Alzheimer: far fronte alla demenza degenerativa con l’alimentazione

La demenza dovuta al morbo di Alzheimer oggi colpisce circa il 6% delle persone che annoverano più di 60 anni. In Italia si stimano circa 500mila persone affette da questo disturbo. Questa è, secondo il Ministero della Salute, la forma più comune di demenza senile, che determina una alterazione delle funzioni cerebrali implicando una serie difficoltà per il paziente nel condurre le normali e semplici attività quotidiane. La malattia che causa la morte dei neuroni, colpisce la memoria e le funzioni cognitive.

Secondo una ricerca pubblicata sulla rivista The ecologist una corretta alimentazione potrebbe influire positivamente nella non insorgenza di tale malattia. Quindi sarebbe scientificamente provata la menzione del classico “mens sana in corpore sano” consequenziale a un canonico “prevenire è meglio che curare”.

Secondo gli scienziati britannici il cervello è un organo adiposo, e in quanto tale, funziona meglio se alimentato dal giusto tipo di olio e di grasso. Uno studio del 2003 pubblicato su Archives of Neurology ha dimostrato che gli oli vegetali possono essere la causa del 20% in meno dello sviluppo della malattia.

Nello specifico, la corretta assunzione di Omega-3 potrebbe notevolmente influire sul rallentamento del disturbo. Uno studio analitico compiuto su 204 malati di Alzaheimer ha concretamente dimostrato che con l’assunzione di integratori alimentari a base di Omega-3 il declino progressivo delle funzioni cognitive sia soggetto ad una notevole decelerazione rispetto all’iter naturale del morbo.

Secondo la rivista American Journal of Clinical Nutrition, il trattamento palliativo con le vitamine e in particolare l’utilizzo della B12 e della D possano fornire uno ‘scudo protettivo’ nei confronti di chi è malato: “Un alto utilizzo di vitamina B12 può ridurre il rischio di demenza se associato anche omocisteina [Composto organico, aminoacido solfuorato (detto anche acido γ-tio-α-aminobutirrico), che compare come prodotto intermedio nella trasformazione della metionina in cisteina.”
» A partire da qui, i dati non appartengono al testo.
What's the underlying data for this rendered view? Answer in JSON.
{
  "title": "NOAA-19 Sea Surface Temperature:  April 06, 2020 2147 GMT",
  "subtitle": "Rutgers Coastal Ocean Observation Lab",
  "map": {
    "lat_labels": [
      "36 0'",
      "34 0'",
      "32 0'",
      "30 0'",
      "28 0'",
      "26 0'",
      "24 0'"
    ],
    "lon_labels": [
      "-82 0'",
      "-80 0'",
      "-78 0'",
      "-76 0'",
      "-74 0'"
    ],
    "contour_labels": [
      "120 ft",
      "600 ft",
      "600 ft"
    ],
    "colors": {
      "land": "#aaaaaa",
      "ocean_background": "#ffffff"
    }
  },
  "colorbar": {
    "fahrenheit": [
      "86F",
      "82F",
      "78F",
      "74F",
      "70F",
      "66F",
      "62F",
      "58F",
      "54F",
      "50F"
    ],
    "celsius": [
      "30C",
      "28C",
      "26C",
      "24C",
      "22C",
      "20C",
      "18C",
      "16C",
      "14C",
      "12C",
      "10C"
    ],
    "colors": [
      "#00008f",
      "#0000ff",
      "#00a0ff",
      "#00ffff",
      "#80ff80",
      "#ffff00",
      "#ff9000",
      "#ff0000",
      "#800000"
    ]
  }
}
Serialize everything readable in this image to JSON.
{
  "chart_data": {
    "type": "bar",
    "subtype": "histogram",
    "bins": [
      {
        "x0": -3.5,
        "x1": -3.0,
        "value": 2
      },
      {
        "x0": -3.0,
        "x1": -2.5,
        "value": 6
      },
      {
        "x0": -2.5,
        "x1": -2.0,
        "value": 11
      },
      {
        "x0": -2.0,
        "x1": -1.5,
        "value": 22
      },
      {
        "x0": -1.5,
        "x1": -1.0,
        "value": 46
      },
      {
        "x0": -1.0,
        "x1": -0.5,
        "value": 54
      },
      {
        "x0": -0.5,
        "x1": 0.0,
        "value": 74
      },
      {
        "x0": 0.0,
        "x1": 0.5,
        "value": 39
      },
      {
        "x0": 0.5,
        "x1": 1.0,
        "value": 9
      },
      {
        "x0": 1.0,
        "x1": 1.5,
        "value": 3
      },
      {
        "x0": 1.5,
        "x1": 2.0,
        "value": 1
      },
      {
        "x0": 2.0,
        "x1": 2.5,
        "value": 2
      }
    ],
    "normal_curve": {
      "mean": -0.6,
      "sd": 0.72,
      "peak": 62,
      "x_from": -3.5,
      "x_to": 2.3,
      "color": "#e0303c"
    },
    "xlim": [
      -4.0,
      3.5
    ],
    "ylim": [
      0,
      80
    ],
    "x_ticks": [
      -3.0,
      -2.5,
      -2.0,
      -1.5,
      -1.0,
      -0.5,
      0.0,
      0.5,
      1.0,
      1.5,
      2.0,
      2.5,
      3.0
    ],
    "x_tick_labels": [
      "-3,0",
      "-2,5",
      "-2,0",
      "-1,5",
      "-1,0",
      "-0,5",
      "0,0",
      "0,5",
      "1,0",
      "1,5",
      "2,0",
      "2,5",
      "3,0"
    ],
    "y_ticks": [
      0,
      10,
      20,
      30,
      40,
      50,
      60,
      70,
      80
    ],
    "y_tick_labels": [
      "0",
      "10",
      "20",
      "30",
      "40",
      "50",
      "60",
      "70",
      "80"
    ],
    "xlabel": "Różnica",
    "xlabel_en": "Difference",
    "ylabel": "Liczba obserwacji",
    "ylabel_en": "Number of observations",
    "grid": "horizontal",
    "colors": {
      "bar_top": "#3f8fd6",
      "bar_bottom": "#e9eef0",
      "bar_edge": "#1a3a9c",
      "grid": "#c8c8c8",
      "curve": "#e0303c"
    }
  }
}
“Frutta e ortaggi possono svolgere un ruolo importante nel ritardare l’insorgenza della malattia di Alzheimer, in particolare tra coloro che sono ad alto rischio di malattia”: è quanto si può leggere all’interno della rivista American Journal of Medicine che dal 2006 ha sposato la tesi della corretta alimentazione per far fronte a questo grave disturbo. Infatti secondo gli scienziati coloro che hanno bevuto succo di frutta fresco nel corso della propria vita per tre volte a settimana hanno soltanto 1/4 delle probabilità di contrarre questa malattia degenerativa.

In Italia, seppur a rilento, la strada sembra aprirsi alla ricerca attraverso un progetto di ricerca finanziato dall’Unione Europea che apre a nuove speranze di cura contro l’Alzheimer: una grossa sperimentazione clinica su 500 pazienti che, testerà l’efficacia contro la demenza di un farmaco già in uso per l’ipertensione: Nilvadipine che ha dimostrato di contrastare la formazione di placche beta-amiloide negli animali e quindi si prefigura come il primo farmaco che potrebbe rallentare il decorso della patologia. Si legge dall’Ansa, inoltre, che lo studio sarà coordinato da esperti del Trinity College di Dublino.

In attesa di ulteriori approfondimenti sull’epidemiologia di questo disturbo si acquisisce la “buona” consapevolezza dell’importanza della prevenzione, nella speranza di non intervenire con la farmacoterapia che però, per fortuna, è in piena evoluzione.